Doença do Disco Intervertebral
O que é um disco intervertebral?
A maioria das pessoas tem conhecimento que a coluna vertebral não é apenas um osso único e tubular. A coluna vertebral é na verdade feita por pequenos ossos, chamados de vertebras que rodeiam e protegem a medula. Essas vértebras que compõem a coluna vertebral permitem a flexibilidade da coluna vertebral, estando ligadas entre si por discos intervertebrais.
O disco serve como um amortecedor entre os corpos vertebrais das vertebras. Este disco consiste numa camada exterior fibrosa (chamada de anel fibroso), um interior de consistência gelatinosa (o núcleo pulposo) e umas estruturas cartilagíneas que permitem que o disco esteja aderido às vertebras. Os ligamentos percorrem os discos em posição dorsal e ventral a estas, sendo o ligamento dorsal particularmente rico em nervos sensitivos. Estes ligamentos são denominados de ligamentos longitudinal dorsal e ventral.

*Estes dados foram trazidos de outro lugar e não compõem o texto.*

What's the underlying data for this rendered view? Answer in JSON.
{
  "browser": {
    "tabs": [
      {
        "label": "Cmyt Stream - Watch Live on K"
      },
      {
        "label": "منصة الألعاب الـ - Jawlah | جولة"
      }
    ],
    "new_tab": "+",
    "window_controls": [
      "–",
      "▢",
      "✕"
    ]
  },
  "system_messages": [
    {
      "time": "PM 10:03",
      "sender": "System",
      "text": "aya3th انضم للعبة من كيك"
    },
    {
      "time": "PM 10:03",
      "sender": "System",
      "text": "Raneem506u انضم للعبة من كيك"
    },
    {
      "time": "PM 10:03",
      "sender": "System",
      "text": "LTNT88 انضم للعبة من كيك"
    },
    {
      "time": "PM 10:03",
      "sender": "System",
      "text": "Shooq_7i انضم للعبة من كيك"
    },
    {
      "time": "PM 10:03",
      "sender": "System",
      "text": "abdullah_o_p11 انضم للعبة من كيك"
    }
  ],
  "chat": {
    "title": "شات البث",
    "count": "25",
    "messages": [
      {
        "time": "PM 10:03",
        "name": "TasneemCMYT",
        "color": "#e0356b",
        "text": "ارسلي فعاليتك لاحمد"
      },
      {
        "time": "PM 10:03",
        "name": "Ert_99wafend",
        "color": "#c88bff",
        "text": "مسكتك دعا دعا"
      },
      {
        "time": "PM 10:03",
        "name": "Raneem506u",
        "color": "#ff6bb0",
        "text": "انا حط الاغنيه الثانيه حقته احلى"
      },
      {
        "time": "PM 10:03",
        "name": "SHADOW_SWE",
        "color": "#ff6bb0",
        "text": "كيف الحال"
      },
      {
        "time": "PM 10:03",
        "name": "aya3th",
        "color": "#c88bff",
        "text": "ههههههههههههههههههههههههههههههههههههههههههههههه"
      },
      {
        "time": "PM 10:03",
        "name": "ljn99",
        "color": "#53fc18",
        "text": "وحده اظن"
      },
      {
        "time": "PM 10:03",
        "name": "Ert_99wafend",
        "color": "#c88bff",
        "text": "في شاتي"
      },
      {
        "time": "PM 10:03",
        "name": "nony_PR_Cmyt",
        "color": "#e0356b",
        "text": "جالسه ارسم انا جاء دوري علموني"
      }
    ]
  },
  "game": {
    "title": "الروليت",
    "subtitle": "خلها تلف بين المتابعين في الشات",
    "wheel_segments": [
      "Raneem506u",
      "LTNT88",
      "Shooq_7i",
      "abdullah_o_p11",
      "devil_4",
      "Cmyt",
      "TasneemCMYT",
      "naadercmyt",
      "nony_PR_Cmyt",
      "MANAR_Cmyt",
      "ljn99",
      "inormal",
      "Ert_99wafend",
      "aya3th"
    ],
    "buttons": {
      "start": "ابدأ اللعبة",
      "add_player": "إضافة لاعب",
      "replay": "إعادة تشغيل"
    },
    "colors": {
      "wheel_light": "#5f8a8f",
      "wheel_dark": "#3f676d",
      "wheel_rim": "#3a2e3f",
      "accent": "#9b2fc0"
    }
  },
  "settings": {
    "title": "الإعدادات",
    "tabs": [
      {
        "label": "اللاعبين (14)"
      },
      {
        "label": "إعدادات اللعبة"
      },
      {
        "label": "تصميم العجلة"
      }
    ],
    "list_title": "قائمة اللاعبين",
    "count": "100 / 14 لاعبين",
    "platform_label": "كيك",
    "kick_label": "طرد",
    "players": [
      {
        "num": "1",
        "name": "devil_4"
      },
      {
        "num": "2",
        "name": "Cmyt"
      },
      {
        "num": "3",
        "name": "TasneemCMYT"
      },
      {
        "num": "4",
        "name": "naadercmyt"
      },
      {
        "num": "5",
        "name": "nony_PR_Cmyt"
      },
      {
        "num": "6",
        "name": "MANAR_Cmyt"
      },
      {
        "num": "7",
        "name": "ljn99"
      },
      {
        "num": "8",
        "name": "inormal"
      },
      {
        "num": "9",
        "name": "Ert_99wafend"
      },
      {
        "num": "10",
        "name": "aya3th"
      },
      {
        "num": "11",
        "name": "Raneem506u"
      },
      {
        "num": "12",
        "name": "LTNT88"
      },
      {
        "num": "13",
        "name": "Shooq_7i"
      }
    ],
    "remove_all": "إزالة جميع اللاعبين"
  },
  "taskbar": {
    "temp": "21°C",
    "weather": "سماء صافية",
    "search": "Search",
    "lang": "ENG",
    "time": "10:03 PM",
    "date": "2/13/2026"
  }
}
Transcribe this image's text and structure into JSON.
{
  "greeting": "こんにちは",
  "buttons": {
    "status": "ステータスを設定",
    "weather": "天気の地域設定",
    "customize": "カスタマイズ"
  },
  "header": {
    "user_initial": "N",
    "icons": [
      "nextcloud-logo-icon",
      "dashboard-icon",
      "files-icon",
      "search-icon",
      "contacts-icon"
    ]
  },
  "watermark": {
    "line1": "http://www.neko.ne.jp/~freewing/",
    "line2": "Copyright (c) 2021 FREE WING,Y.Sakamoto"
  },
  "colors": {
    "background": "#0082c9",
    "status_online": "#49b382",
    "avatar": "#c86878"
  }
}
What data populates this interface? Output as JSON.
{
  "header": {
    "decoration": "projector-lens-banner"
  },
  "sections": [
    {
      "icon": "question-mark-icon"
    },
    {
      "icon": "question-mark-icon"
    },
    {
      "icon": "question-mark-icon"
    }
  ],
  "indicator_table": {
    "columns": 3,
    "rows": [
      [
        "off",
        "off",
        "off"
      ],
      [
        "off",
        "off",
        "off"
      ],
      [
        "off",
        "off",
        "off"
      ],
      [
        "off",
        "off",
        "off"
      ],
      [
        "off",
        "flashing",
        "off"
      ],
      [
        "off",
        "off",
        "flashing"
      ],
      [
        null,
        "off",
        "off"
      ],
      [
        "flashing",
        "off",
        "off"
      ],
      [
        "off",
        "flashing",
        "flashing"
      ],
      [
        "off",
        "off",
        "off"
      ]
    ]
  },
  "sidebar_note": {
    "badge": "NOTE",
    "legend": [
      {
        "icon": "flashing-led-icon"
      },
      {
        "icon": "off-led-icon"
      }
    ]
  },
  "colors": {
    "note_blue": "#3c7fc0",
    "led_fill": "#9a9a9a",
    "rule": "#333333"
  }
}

Existem sete vertebras cervicais (pescoço), 13 torácicas, sete vertebras lombares, três vertebras na região do sacro (que se encontram fundidas) e um número variável de vertebras na cauda.
Doenças do disco intervertebral Tipo I e Tipo II
Existem dois tipos de doenças que podem afetar os discos intervertebrais, que como consequência causa uma pressão dolorosa do disco na medula: Doença de Disco Hansen tipo I e Doença de Disco Hansen tipo II. No Tipo I, o núcleo pulposo torna-se calcificado (devido a processo de mineralização). Um movimento brusco do animal, ou mesmo de forma espontânea, ocorre um deslocamento deste disco, agora com consistência rochosa, para fora do anel fibroso. Se o disco se desloca para cima, ele vai pressionar o ligamento longitudinal provocando imensa dor e possivelmente causar compressão da medula posteriormente.
A Doença de Disco Tipo II
A Doença de Disco Tipo II é um processo degenerativo muito mais lento. Neste caso o anel fibroso sofre um colapso e desloca-se dorsalmente criando um problema mais crónico causando dor e compressão da medula.
O processo no qual o material do disco pressiona o ligamento dorsal e a medula é chamado de hérnia discal.
- Os locais mais comuns de hérnia discal são T11-T12 (entre a 11ª e 12ª vértebra torácica) e L2-L3 (entre a 2ª e 3ª vértebra lombar).
- A herniação a nível cervical ocorre em 15% dos pacientes com hérnia discal, sendo 80 % destes pacientes Daschhunds, Beagles ou Poodles.
- C2-C3 (entre a 2ª e 3ª vértebra cervical) é o local mais comum de herniação discal no pescoço.
A área afetada pelo disco no pescoço ou zona toracolombar apresenta-se dolorosa para o animal, ao passo que muitos processos degenerativos não são dolorosos. Em casos que não apresentem grande gravidade, a dor ao nível do local do disco é o único sintoma. Há medida que a inflamação aumenta, começam a manifestar-se défices a nível neurológico. As hérnias discais tendem a ter maior dor do que propriamente disfunção a nível neurológico.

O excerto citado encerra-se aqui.